Some mutations do nothing — the codon still codes for the same amino acid (there is redundancy built into the genetic code). These are called silent mutations.
Some mutations change one amino acid but the protein still works. Some change a critical amino acid and the protein breaks.
And some mutations — very rarely — produce a protein that works better than the original.
Why We Are All Different
Where Variation Comes From
If DNA copies itself so accurately, why are we not all identical?
Three main sources of genetic variation:
1. Mutations — Random copying errors, UV radiation, or chemical exposure can change bases in DNA. Most mutations are neutral. Some are harmful. A few are beneficial.
2. Sexual reproduction — When organisms reproduce sexually, each parent contributes half their DNA. The specific combination is random. You share 50% of your DNA with each parent, but which 50% you got was a genetic lottery. This is why siblings look similar but not identical.
3. Recombination — During the formation of egg and sperm cells, chromosomes physically swap segments with each other. This shuffles gene combinations in ways that neither parent had.
Why Variation Matters
Genetic variation is not a flaw — it is a survival strategy. A population where every individual is genetically identical is vulnerable. One disease could wipe out the entire group because no one has resistance.
But in a genetically diverse population, some individuals will have mutations that happen to make them resistant. They survive, reproduce, and pass on that resistance. This is natural selection — the engine of evolution.

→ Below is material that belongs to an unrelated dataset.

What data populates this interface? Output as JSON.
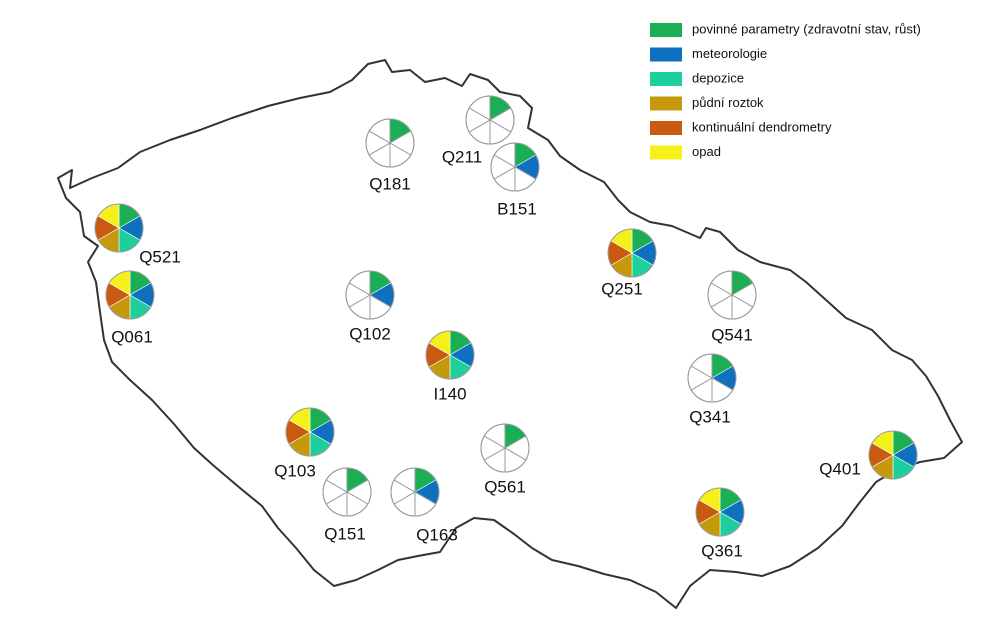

Every adaptation you can think of — the cheetah's speed, the cactus's water storage, the human brain — started as a random mutation that happened to be useful.
CRISPR and Gene Editing
Rewriting the Code of Life
For billions of years, changes to DNA happened slowly — through random mutation and natural selection.
That changed in 2012.
Jennifer Doudna and Emmanuelle Charpentier discovered that a bacterial defense system called CRISPR-Cas9 could be reprogrammed to cut DNA at any precise location. They won the Nobel Prize in Chemistry in 2020.
CRISPR works like molecular scissors with a GPS. You give it a guide RNA that matches the DNA sequence you want to edit, and the Cas9 protein cuts the DNA at that exact spot. Then the cell's own repair machinery fixes the cut — and you can slip in a corrected gene while it does.

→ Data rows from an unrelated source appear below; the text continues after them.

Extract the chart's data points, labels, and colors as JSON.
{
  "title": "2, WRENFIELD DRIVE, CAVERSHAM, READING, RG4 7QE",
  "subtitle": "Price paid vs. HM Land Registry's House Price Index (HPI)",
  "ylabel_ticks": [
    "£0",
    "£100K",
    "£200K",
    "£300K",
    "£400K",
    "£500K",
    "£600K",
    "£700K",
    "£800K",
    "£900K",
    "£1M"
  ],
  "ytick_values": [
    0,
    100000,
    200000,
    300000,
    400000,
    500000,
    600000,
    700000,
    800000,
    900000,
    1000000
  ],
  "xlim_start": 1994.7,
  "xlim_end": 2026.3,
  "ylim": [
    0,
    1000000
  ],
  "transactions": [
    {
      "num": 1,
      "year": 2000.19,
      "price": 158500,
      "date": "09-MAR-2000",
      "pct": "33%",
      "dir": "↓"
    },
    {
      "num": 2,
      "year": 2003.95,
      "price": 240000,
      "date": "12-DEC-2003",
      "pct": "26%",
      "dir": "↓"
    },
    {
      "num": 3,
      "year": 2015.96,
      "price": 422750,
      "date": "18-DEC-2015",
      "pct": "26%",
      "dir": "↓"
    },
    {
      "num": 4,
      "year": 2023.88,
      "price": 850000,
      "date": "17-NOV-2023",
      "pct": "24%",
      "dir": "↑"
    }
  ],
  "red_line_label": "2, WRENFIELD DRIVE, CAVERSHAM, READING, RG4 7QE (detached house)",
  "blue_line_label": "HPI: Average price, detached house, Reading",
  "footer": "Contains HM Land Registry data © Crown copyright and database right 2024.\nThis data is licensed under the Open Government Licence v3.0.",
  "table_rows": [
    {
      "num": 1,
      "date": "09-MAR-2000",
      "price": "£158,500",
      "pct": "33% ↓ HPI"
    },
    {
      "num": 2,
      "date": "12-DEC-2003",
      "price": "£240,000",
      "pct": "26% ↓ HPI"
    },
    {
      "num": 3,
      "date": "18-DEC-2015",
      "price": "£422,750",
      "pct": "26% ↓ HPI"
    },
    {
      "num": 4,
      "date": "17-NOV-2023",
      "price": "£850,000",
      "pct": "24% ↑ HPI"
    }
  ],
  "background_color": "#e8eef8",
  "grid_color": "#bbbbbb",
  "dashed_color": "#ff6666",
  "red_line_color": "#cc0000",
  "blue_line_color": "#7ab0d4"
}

This is revolutionary. Scientists have already used CRISPR to:
- Cure sickle cell disease in clinical trials by editing patients' blood stem cells
- Create disease-resistant crops without traditional breeding
- Develop potential treatments for muscular dystrophy, certain cancers, and HIV
But CRISPR also raises enormous ethical questions.

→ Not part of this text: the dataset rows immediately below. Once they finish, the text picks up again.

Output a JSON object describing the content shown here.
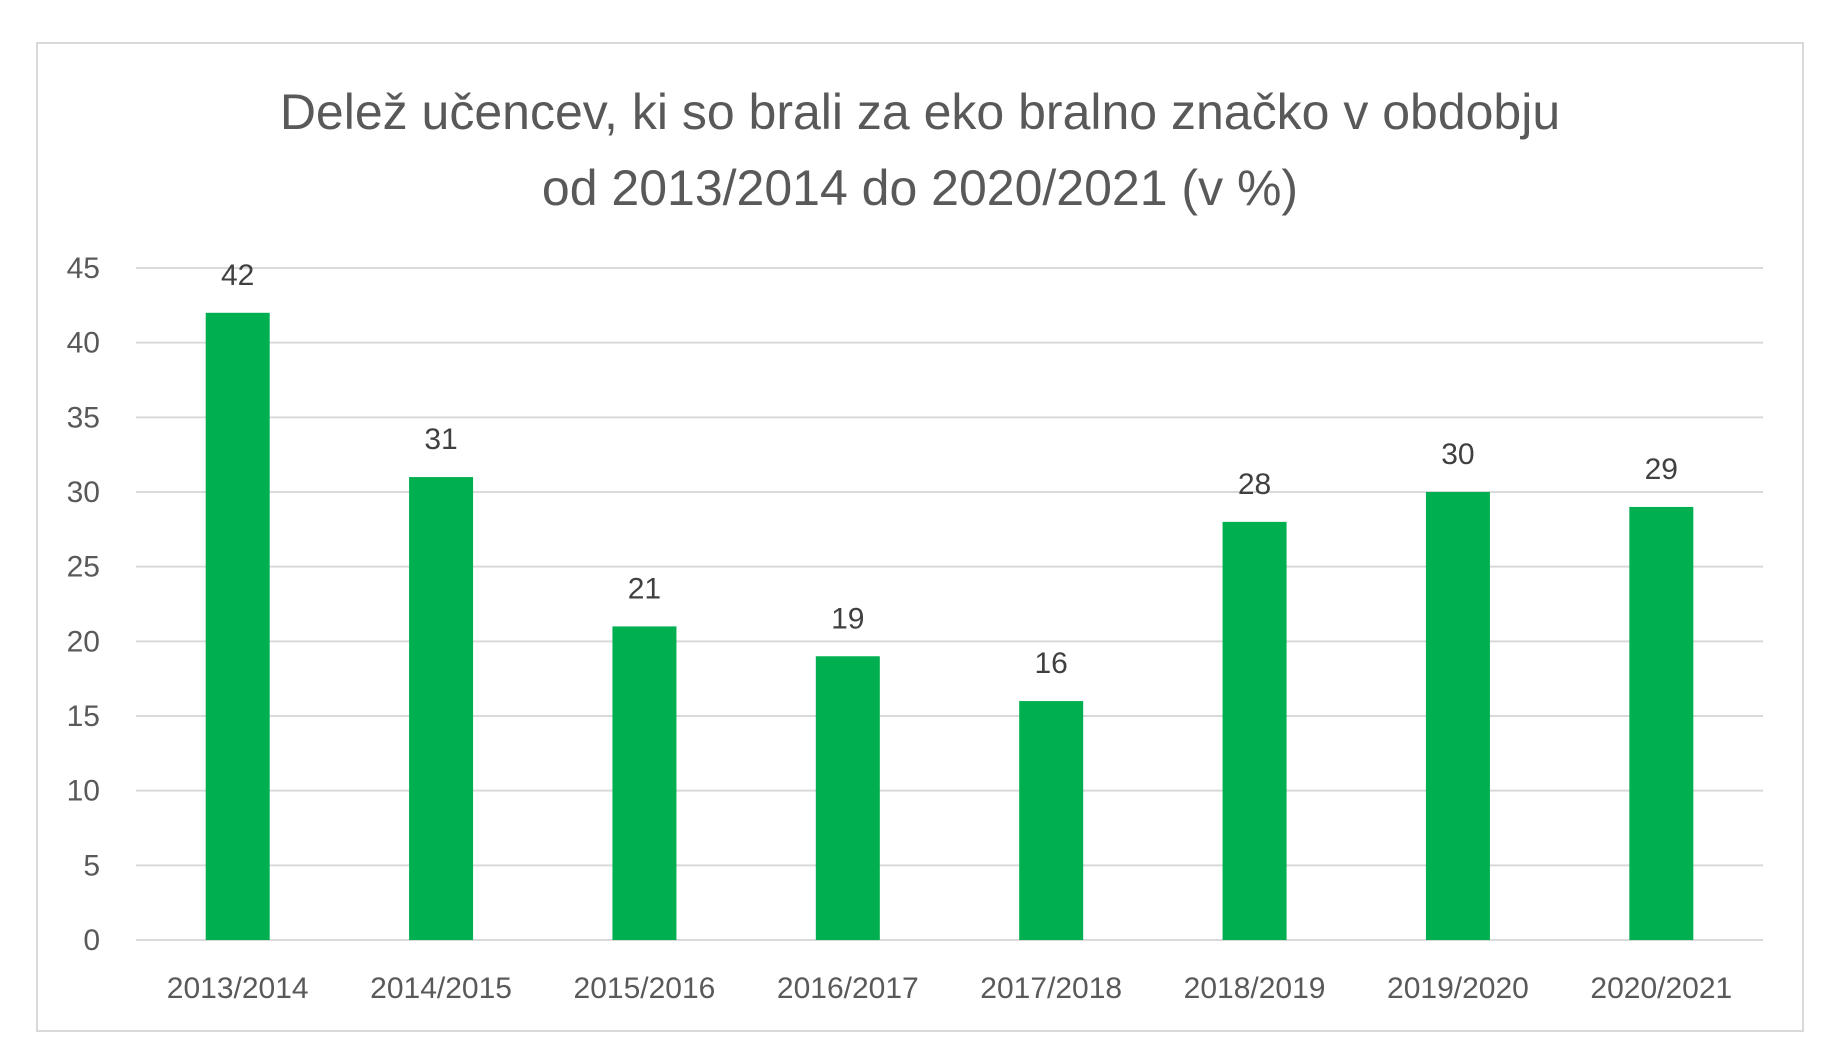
{
  "chart_data": {
    "type": "bar",
    "title_lines": [
      "Delež učencev, ki so brali za eko bralno značko v obdobju",
      "od 2013/2014 do 2020/2021 (v %)"
    ],
    "categories": [
      "2013/2014",
      "2014/2015",
      "2015/2016",
      "2016/2017",
      "2017/2018",
      "2018/2019",
      "2019/2020",
      "2020/2021"
    ],
    "values": [
      42,
      31,
      21,
      19,
      16,
      28,
      30,
      29
    ],
    "data_labels": [
      "42",
      "31",
      "21",
      "19",
      "16",
      "28",
      "30",
      "29"
    ],
    "ylim": [
      0,
      45
    ],
    "yticks": [
      0,
      5,
      10,
      15,
      20,
      25,
      30,
      35,
      40,
      45
    ],
    "grid": true,
    "legend": "none",
    "colors": {
      "bar": "#00b050",
      "grid": "#d9d9d9",
      "tick_text": "#595959",
      "label_text": "#404040"
    }
  }
}
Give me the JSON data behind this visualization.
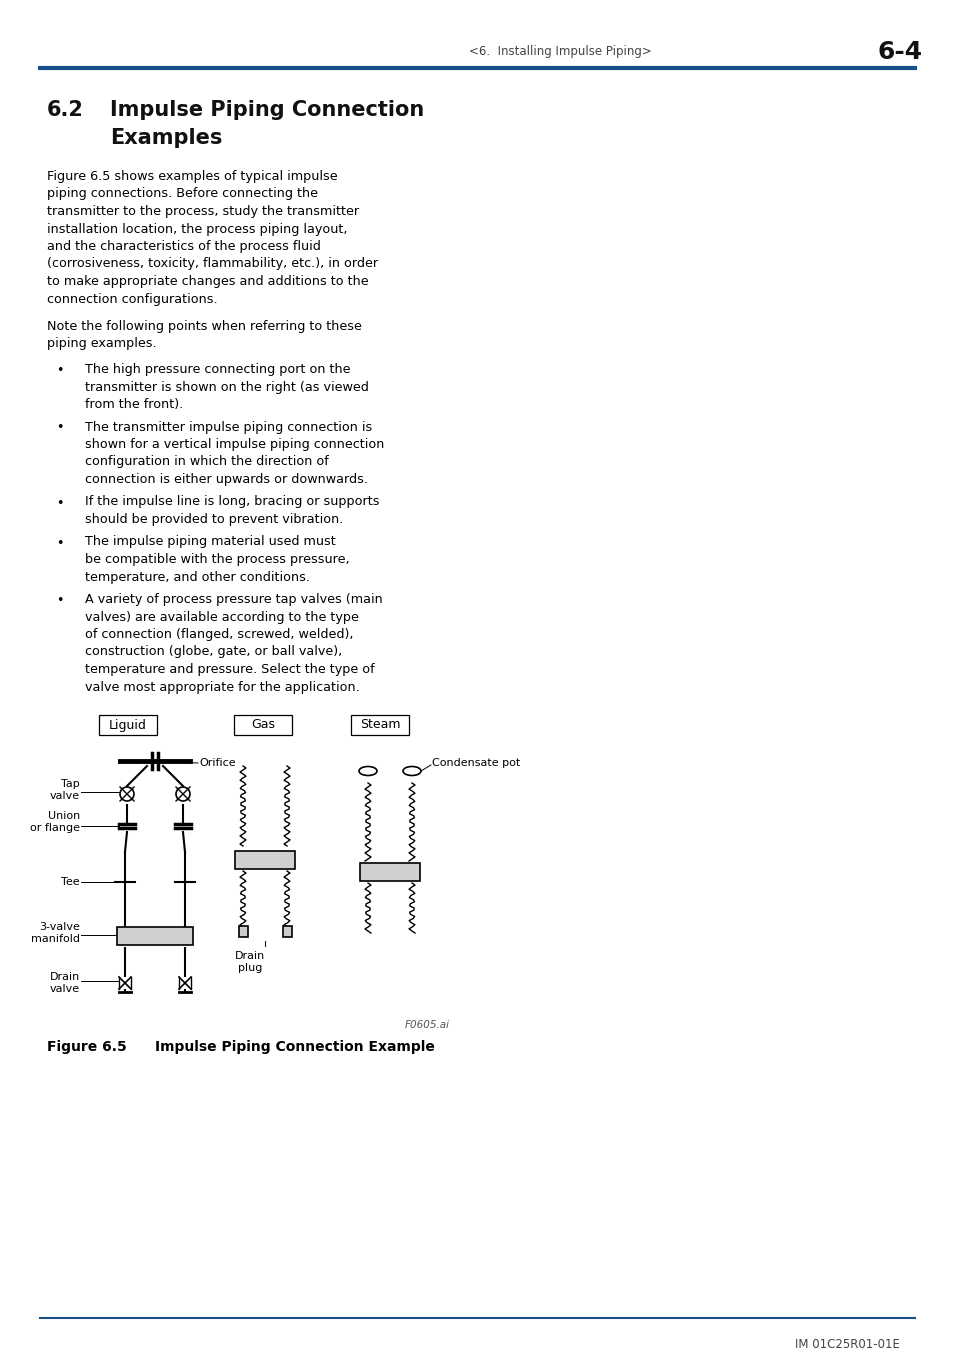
{
  "page_header_left": "<6.  Installing Impulse Piping>",
  "page_header_right": "6-4",
  "header_line_color": "#1a4f8a",
  "section_number": "6.2",
  "section_title_line1": "Impulse Piping Connection",
  "section_title_line2": "Examples",
  "body_para1_lines": [
    "Figure 6.5 shows examples of typical impulse",
    "piping connections. Before connecting the",
    "transmitter to the process, study the transmitter",
    "installation location, the process piping layout,",
    "and the characteristics of the process fluid",
    "(corrosiveness, toxicity, flammability, etc.), in order",
    "to make appropriate changes and additions to the",
    "connection configurations."
  ],
  "body_para2_lines": [
    "Note the following points when referring to these",
    "piping examples."
  ],
  "bullets": [
    [
      "The high pressure connecting port on the",
      "transmitter is shown on the right (as viewed",
      "from the front)."
    ],
    [
      "The transmitter impulse piping connection is",
      "shown for a vertical impulse piping connection",
      "configuration in which the direction of",
      "connection is either upwards or downwards."
    ],
    [
      "If the impulse line is long, bracing or supports",
      "should be provided to prevent vibration."
    ],
    [
      "The impulse piping material used must",
      "be compatible with the process pressure,",
      "temperature, and other conditions."
    ],
    [
      "A variety of process pressure tap valves (main",
      "valves) are available according to the type",
      "of connection (flanged, screwed, welded),",
      "construction (globe, gate, or ball valve),",
      "temperature and pressure. Select the type of",
      "valve most appropriate for the application."
    ]
  ],
  "box_labels": [
    "Liguid",
    "Gas",
    "Steam"
  ],
  "fig_label_left": [
    "Tap\nvalve",
    "Union\nor flange",
    "Tee",
    "3-valve\nmanifold",
    "Drain\nvalve"
  ],
  "fig_label_center": "Orifice",
  "fig_label_center2": "Drain\nplug",
  "fig_label_right": "Condensate pot",
  "figure_id": "F0605.ai",
  "figure_caption_num": "Figure 6.5",
  "figure_caption_text": "Impulse Piping Connection Example",
  "footer_line_color": "#1a4f8a",
  "footer_text": "IM 01C25R01-01E",
  "bg_color": "#ffffff",
  "text_color": "#000000"
}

In 2018, a Chinese scientist named He Jiankui announced he had used CRISPR to edit the DNA of human embryos — twin girls born with modified genes. The global scientific community condemned this as reckless and premature. He was sentenced to three years in prison.
The core dilemma: editing the DNA of an embryo changes every cell in the resulting person, and those changes get passed to their children, and their children's children. We are talking about permanently altering the human gene pool.
Genetic testing raises its own questions. Today you can spit in a tube and learn your risk for hundreds of diseases. But should employers or insurance companies have access to that information? Should parents be able to select embryos based on traits like intelligence or athleticism?
Should We Edit Human DNA?
Your Turn to Argue
There is no single right answer to these questions. But there are well-reasoned answers and poorly-reasoned answers.
A strong argument considers both the potential benefits and the risks, uses evidence, and acknowledges the complexity of the issue.
What Will You Remember?
One Last Thought
You started this lesson with a question about cats.
Now you know the answer lives in a twisted ladder of four chemical letters — a code so elegant that it runs every living thing on the planet, and so powerful that we are only just learning how to rewrite it.
The science of DNA is moving faster than at any point in human history. The students learning this material right now will be the ones making decisions about how it is used.